- Born: 1888 Azezo, Ethiopia
- Died: December 31, 1963 (aged 75)
- Parent(s): Davit and Tronesh

= Taamrat Emmanuel =

Jewish intellectual

Taamrat Emmanuel (Circa 1888 - 1963) was a Jewish Ethiopian public figure, professor, rabbi and intellectual. Taamrat was one of the most prominent figures in the Beta Israel community in the Jewish Enlightenment movement and in the Early modern period.

== Biography ==

=== 1888 to 1921 ===
Taamrat was born on 1888 in the town of Azezo near the city of Gondar. Taamrat's home village became Christian prior to his birth, and therefore he grew up being part of the Falashmura community. In his youth Taamrat attended the School of the Swedish Evangelical Mission in Italian Eritrea. At the age of 16 Taamrat met Dr. Jacques Faitlovitch, who took him back with him to Paris to study. When Taamrat arrived in Paris in 1904, he was sent to a school for teachers of the Alliance israélite universelle organization which was located in Paris. Four years later on, in 1908, when Taamrat was 20 years of age, he was sent by Dr. Faitlovitch to a Jewish Theological Seminary (Collegio Rabbinico Italiano) in Florence, Italy under the watchful eye of Rabbi Dr. Samuel Hirsch Margulies and Rabbi Tzvi-Peretz Hayot. In 1915 Taamrat graduated from the seminary thus becoming a Rabbi, Shochet (Kosher slaughterer) and professor.

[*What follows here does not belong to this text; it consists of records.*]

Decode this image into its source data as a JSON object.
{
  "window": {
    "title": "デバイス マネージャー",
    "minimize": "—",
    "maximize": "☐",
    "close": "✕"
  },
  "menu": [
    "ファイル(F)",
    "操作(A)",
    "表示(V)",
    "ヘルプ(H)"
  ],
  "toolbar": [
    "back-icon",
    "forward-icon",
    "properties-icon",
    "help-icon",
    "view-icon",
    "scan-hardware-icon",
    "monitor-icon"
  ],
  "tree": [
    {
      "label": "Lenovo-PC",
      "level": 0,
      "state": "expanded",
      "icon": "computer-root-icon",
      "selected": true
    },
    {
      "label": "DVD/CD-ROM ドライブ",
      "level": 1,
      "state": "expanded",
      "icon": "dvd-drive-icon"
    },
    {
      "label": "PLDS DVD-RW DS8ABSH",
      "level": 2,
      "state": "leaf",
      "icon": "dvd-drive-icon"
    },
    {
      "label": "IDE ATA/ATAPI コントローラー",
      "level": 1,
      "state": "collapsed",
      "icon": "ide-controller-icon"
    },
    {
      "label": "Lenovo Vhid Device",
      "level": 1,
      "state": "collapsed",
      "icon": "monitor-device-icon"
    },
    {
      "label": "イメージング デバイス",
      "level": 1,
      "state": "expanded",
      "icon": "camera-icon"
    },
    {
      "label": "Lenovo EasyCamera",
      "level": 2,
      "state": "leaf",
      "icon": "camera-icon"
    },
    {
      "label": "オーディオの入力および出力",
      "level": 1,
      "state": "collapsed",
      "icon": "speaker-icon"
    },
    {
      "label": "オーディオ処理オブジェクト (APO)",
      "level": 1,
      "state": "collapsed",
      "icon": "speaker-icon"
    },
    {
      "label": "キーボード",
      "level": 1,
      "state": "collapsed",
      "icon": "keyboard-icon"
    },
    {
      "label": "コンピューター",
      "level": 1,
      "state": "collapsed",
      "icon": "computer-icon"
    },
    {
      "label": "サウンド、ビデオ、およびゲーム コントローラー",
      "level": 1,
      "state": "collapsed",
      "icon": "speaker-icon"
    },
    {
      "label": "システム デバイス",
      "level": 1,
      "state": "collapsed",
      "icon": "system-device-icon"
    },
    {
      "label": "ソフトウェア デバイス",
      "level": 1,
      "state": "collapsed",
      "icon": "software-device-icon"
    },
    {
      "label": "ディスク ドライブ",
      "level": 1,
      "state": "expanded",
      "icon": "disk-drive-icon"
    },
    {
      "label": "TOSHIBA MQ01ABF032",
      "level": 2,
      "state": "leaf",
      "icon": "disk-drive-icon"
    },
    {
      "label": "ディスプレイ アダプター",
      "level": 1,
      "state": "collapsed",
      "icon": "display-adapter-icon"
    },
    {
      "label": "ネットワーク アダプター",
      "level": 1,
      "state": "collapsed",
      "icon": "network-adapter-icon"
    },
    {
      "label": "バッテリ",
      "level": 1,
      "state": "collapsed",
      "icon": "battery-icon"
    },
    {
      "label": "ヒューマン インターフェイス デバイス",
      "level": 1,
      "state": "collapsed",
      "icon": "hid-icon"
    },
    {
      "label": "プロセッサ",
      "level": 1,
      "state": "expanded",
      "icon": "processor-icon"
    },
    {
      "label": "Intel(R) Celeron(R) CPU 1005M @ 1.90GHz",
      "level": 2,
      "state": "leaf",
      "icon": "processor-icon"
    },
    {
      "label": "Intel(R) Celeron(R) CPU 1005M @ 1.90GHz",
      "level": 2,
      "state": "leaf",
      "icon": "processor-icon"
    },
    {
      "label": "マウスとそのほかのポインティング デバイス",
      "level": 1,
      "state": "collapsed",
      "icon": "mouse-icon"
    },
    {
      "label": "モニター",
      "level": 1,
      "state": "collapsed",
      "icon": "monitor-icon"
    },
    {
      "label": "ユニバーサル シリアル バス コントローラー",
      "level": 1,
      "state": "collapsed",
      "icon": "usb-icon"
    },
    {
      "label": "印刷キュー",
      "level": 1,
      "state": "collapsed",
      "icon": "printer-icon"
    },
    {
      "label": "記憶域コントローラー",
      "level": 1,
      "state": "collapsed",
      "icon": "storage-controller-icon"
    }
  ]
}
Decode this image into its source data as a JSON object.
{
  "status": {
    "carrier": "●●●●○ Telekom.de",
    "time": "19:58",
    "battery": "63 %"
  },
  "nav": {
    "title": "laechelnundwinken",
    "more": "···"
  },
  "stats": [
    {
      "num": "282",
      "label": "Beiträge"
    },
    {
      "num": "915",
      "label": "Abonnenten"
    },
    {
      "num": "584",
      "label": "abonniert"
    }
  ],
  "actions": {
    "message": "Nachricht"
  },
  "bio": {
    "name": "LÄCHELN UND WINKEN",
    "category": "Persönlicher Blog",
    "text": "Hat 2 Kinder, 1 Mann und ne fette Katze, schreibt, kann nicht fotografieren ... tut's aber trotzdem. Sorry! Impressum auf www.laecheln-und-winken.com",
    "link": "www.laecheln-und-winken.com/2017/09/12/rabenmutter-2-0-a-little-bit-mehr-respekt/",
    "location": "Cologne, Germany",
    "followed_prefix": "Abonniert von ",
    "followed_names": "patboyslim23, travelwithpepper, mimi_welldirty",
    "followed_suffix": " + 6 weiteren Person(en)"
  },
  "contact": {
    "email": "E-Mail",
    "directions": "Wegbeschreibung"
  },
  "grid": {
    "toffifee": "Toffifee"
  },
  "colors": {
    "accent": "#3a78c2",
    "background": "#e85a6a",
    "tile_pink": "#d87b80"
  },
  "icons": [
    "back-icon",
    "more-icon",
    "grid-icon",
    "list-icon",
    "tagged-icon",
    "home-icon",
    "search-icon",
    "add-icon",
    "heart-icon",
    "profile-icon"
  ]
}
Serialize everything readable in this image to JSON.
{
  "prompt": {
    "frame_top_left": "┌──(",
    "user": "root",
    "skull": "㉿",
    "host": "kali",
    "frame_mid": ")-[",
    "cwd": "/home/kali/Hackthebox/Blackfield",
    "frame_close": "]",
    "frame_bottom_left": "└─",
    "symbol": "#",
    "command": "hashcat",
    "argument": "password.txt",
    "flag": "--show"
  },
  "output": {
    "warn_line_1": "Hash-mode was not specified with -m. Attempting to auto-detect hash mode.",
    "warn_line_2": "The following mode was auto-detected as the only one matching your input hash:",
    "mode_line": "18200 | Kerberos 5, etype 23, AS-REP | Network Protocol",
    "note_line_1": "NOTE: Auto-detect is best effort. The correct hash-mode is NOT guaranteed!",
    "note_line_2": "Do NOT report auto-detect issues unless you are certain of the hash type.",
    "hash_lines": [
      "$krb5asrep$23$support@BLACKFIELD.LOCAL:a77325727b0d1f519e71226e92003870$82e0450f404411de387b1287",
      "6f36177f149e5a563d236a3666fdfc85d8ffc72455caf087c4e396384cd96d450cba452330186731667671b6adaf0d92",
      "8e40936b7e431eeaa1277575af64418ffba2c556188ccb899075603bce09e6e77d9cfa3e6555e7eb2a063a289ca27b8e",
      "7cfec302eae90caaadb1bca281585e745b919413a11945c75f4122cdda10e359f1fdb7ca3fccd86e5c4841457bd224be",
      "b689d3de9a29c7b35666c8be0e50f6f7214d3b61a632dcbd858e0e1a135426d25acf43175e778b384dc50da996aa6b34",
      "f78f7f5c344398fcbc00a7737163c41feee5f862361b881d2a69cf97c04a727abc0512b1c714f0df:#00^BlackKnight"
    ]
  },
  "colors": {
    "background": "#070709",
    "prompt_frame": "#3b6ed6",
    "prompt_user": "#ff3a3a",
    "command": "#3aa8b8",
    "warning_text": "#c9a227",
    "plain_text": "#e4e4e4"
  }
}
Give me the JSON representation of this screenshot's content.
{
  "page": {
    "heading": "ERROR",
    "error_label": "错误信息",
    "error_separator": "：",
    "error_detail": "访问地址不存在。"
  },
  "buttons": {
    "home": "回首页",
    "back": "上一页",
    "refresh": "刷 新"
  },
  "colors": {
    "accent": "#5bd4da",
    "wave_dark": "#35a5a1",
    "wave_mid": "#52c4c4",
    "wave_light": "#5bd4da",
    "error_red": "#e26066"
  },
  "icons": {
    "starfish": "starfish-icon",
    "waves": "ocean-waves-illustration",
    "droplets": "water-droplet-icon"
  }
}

Emmanuel taught afterwards at the same college for about 16 years and eventually in 1920, at the age of 32, he returned to Ethiopia with Faitlovitch.

=== 1921 to 1936 ===
After a year and a half in Ethiopia, Taamrat and Faitlovitch left Ethiopia and went to Mandatory Palestine where they lived between August 1921 until April 1923, at which point they returned to Ethiopia. When they returned to Ethiopia Faitlovitch established a Jewish school aimed at training teachers while Taamrat was appointed as the Director of the school. One of his own initiatives included the translation of the Matzhaf Cadoussa (the scriptures of the Beta Israel community) from the Ge'ez language, which had ceased to be the community's spoken language, to the more widely used and common Amharic language. Taamrat became one of the leaders in the Addis Ababa Jewish community, which at the time was rapidly increasing due to the Jewish migration to the city from various villages in northern Ethiopia.